Readtimes.id– Belakangan, seni corat-coret dinding ramai dibicarakan. Turun tangan aparat negara dalam penghapusan karya bebas berekspresi itu dinilai berlebihan, sebab menguatkan asumsi tentang pemerintahan kita yang anti kritik.
Ya, seni mural yang kini jadi gonjang-ganjing itu seolah menjadikan suasana semakin tidak aman. Media tidak henti mengabarkan aparat menghapus karya mural dan mencari si pembuatnya. Bukankah itu sama saja menyalakan sirine di keramaian kota?
Bila mengintip ke belakang, seni mural tidak sekadar mencoret-coret tembok atau membuat garis di dinding. Lebih dari itu, seni mural menjadi media komunikasi yang membawa pesan kepada khalayak umum. Bahwa pesan kritik yang disampaikan sekiranya bisa sampai kepada yang dituju.
Ingatkah tentang Karya Seniman Antitank di Yogyakarta?
Sketsa seorang laki-laki yang kini wajahnya selalu jadi simbol perlawanan. Laki-laki itu bernama lengkap Munir Said Thalib, sang aktivis HAM. Terbunuh di udara akibat zat kimia menyatu dengan darah hingga mengaliri tubuhnya.
Karya hasil Seniman Antitank populer disebut sebagai seni perlawanan masyarakat sipil di Indonesia. Dari sejarah untuk melahirkan sejarah.
Bukan hanya soal perlawanan, karya mural melahirkan perubahan. Serikat Mural Surabaya (SMS) pernah membuat proyek luar biasa. Kerap kali mereka melakukan perjalanan ke kampung-kampung kumuh untuk menggambar di dinding.
Beberapa kampung kumuh disulap jadi kampung penuh warnah yang memiliki daya tarik tersendiri. Salah satunya adalah Kampong Pulau Santen, Pusan, Banyuwangi. Dengan tangan mereka, Kampong Pulau Santen disulap menjadi kampung wisata menarik untuk dikunjungi.

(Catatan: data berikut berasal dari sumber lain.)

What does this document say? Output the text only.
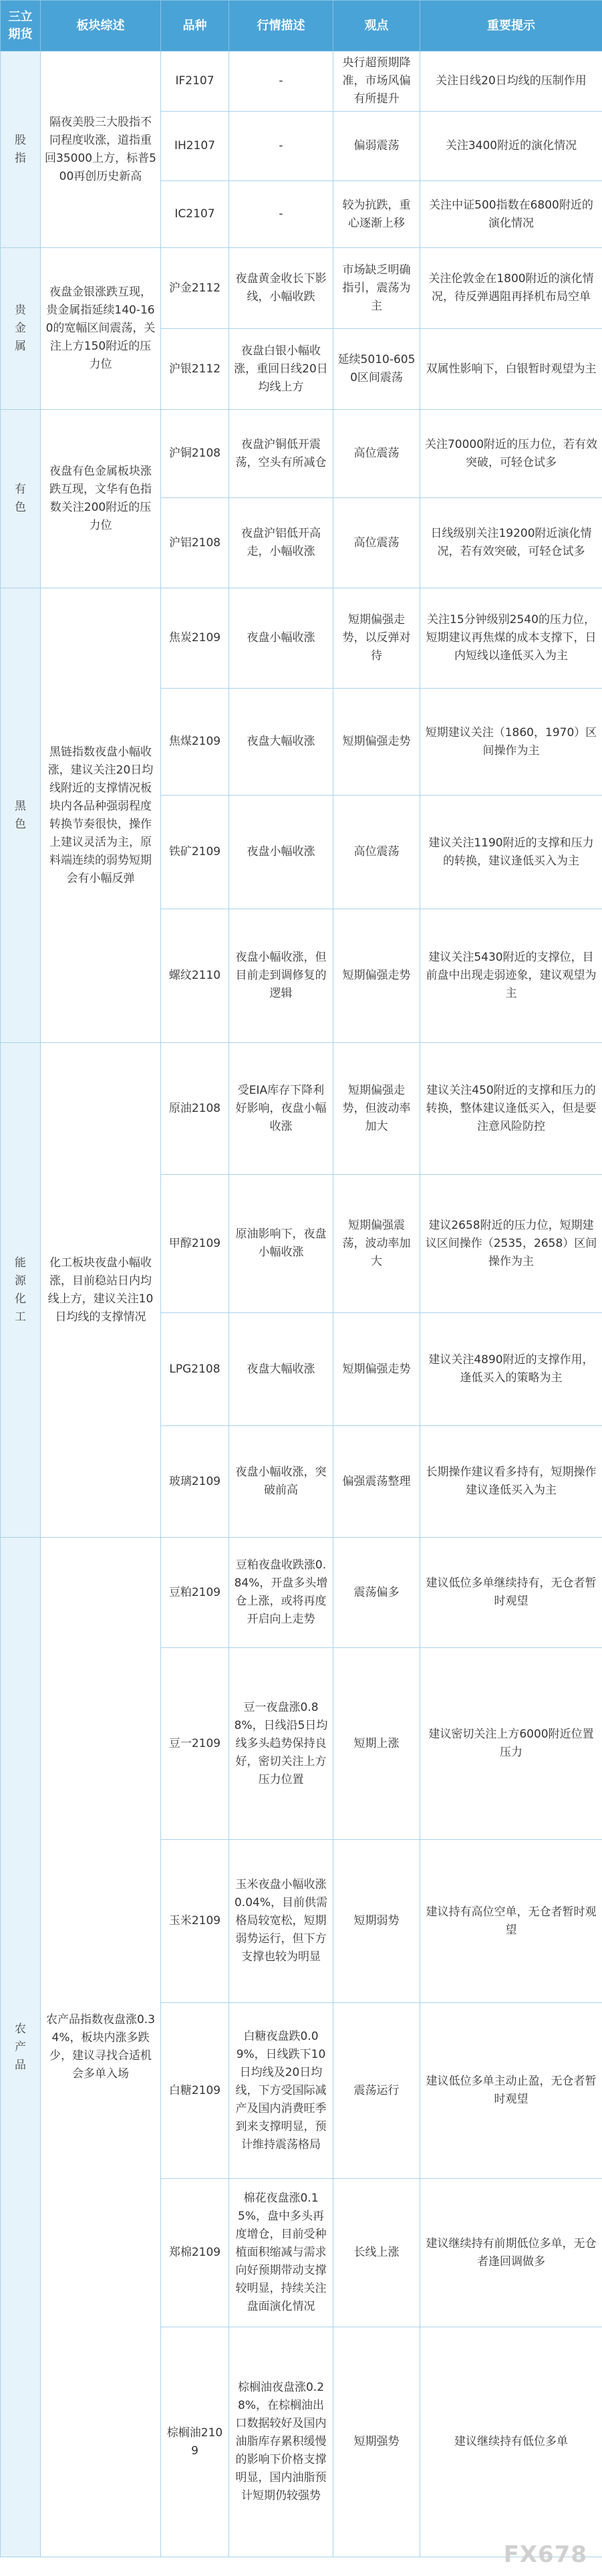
三立期货	板块综述	品种	行情描述	观点	重要提示
股指	隔夜美股三大股指不同程度收涨，道指重回35000上方，标普500再创历史新高	IF2107	-	央行超预期降准，市场风偏有所提升	关注日线20日均线的压制作用
		IH2107	-	偏弱震荡	关注3400附近的演化情况
		IC2107	-	较为抗跌，重心逐渐上移	关注中证500指数在6800附近的演化情况
贵金属	夜盘金银涨跌互现，贵金属指延续140-160的宽幅区间震荡，关注上方150附近的压力位	沪金2112	夜盘黄金收长下影线，小幅收跌	市场缺乏明确指引，震荡为主	关注伦敦金在1800附近的演化情况，待反弹遇阻再择机布局空单
		沪银2112	夜盘白银小幅收涨，重回日线20日均线上方	延续5010-6050区间震荡	双属性影响下，白银暂时观望为主
有色	夜盘有色金属板块涨跌互现，文华有色指数关注200附近的压力位	沪铜2108	夜盘沪铜低开震荡，空头有所减仓	高位震荡	关注70000附近的压力位，若有效突破，可轻仓试多
		沪铝2108	夜盘沪铝低开高走，小幅收涨	高位震荡	日线级别关注19200附近演化情况，若有效突破，可轻仓试多
黑色	黑链指数夜盘小幅收涨，建议关注20日均线附近的支撑情况板块内各品种强弱程度转换节奏很快，操作上建议灵活为主，原料端连续的弱势短期会有小幅反弹	焦炭2109	夜盘小幅收涨	短期偏强走势，以反弹对待	关注15分钟级别2540的压力位，短期建议再焦煤的成本支撑下，日内短线以逢低买入为主
		焦煤2109	夜盘大幅收涨	短期偏强走势	短期建议关注（1860，1970）区间操作为主
		铁矿2109	夜盘小幅收涨	高位震荡	建议关注1190附近的支撑和压力的转换，建议逢低买入为主
		螺纹2110	夜盘小幅收涨，但目前走到调修复的逻辑	短期偏强走势	建议关注5430附近的支撑位，目前盘中出现走弱迹象，建议观望为主
能源化工	化工板块夜盘小幅收涨，目前稳站日内均线上方，建议关注10日均线的支撑情况	原油2108	受EIA库存下降利好影响，夜盘小幅收涨	短期偏强走势，但波动率加大	建议关注450附近的支撑和压力的转换，整体建议逢低买入，但是要注意风险防控
		甲醇2109	原油影响下，夜盘小幅收涨	短期偏强震荡，波动率加大	建议2658附近的压力位，短期建议区间操作（2535，2658）区间操作为主
		LPG2108	夜盘大幅收涨	短期偏强走势	建议关注4890附近的支撑作用，逢低买入的策略为主
		玻璃2109	夜盘小幅收涨，突破前高	偏强震荡整理	长期操作建议看多持有，短期操作建议逢低买入为主
农产品	农产品指数夜盘涨0.34%，板块内涨多跌少，建议寻找合适机会多单入场	豆粕2109	豆粕夜盘收跌涨0.84%，开盘多头增仓上涨，或将再度开启向上走势	震荡偏多	建议低位多单继续持有，无仓者暂时观望
		豆一2109	豆一夜盘涨0.88%，日线沿5日均线多头趋势保持良好，密切关注上方压力位置	短期上涨	建议密切关注上方6000附近位置压力
		玉米2109	玉米夜盘小幅收涨0.04%，目前供需格局较宽松，短期弱势运行，但下方支撑也较为明显	短期弱势	建议持有高位空单，无仓者暂时观望
		白糖2109	白糖夜盘跌0.09%，日线跌下10日均线及20日均线，下方受国际减产及国内消费旺季到来支撑明显，预计维持震荡格局	震荡运行	建议低位多单主动止盈，无仓者暂时观望
		郑棉2109	棉花夜盘涨0.15%，盘中多头再度增仓，目前受种植面积缩减与需求向好预期带动支撑较明显，持续关注盘面演化情况	长线上涨	建议继续持有前期低位多单，无仓者逢回调做多
		棕榈油2109	棕榈油夜盘涨0.28%，在棕榈油出口数据较好及国内油脂库存累积缓慢的影响下价格支撑明显，国内油脂预计短期仍较强势	短期强势	建议继续持有低位多单
FX678
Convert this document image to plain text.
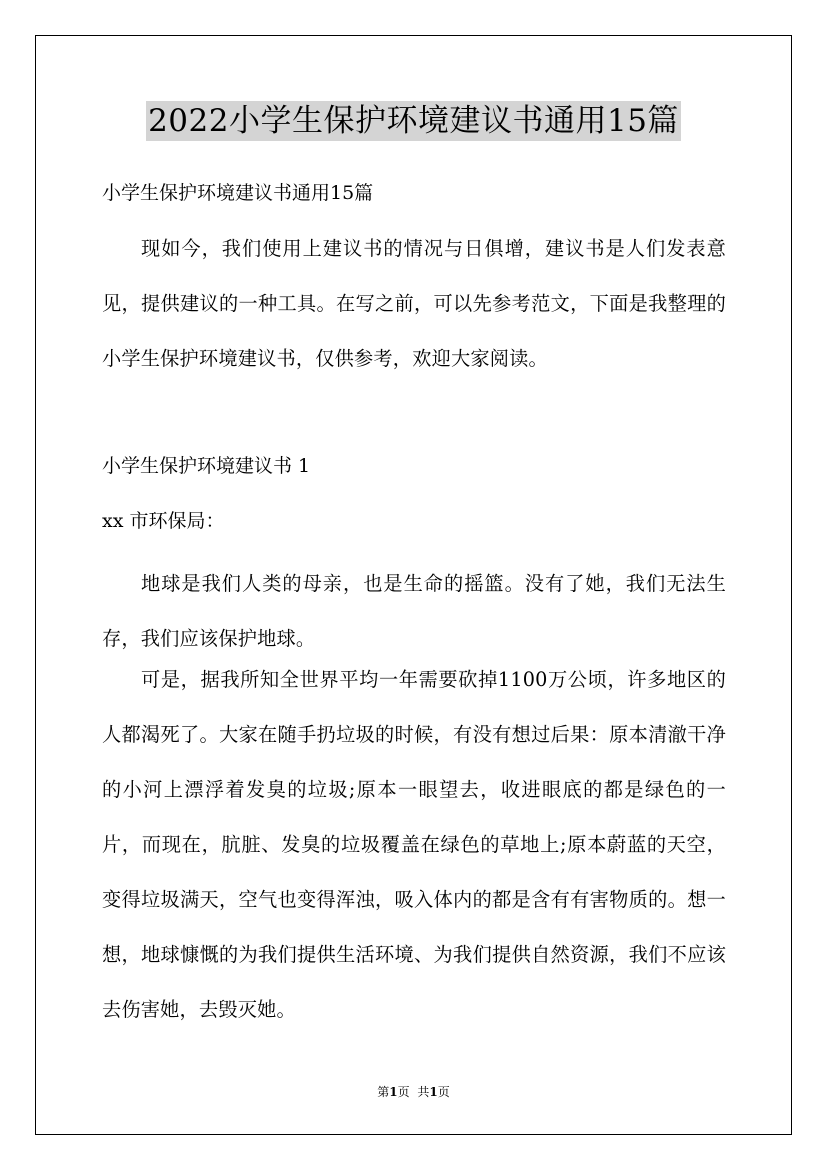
2022小学生保护环境建议书通用15篇
小学生保护环境建议书通用15篇
现如今，我们使用上建议书的情况与日俱增，建议书是人们发表意见，提供建议的一种工具。在写之前，可以先参考范文，下面是我整理的小学生保护环境建议书，仅供参考，欢迎大家阅读。
小学生保护环境建议书 1
xx 市环保局：
地球是我们人类的母亲，也是生命的摇篮。没有了她，我们无法生存，我们应该保护地球。
可是，据我所知全世界平均一年需要砍掉1100万公顷，许多地区的人都渴死了。大家在随手扔垃圾的时候，有没有想过后果：原本清澈干净的小河上漂浮着发臭的垃圾;原本一眼望去，收进眼底的都是绿色的一片，而现在，肮脏、发臭的垃圾覆盖在绿色的草地上;原本蔚蓝的天空，变得垃圾满天，空气也变得浑浊，吸入体内的都是含有有害物质的。想一想，地球慷慨的为我们提供生活环境、为我们提供自然资源，我们不应该去伤害她，去毁灭她。
第1页 共1页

Tak hanya itu, mural hasil karya kolaborasi Pemprov DKI Jakarta bersama iMural, BRI, dan Universitas Paramadina pada 2019 menjadi refleksi “Wajah Baru” kota Jakarta. Dengan membawa pesan agar merubah paradigma pelebaran jalan menjadi jalan untuk kaki (pejalan kaki) menjadi cerminan bahwa karya seni mural tidak se-kriminal yang dipikirkan sampai harus mencari siapa gerangan yang menggambar di tembok-tembok tak bersalah itu.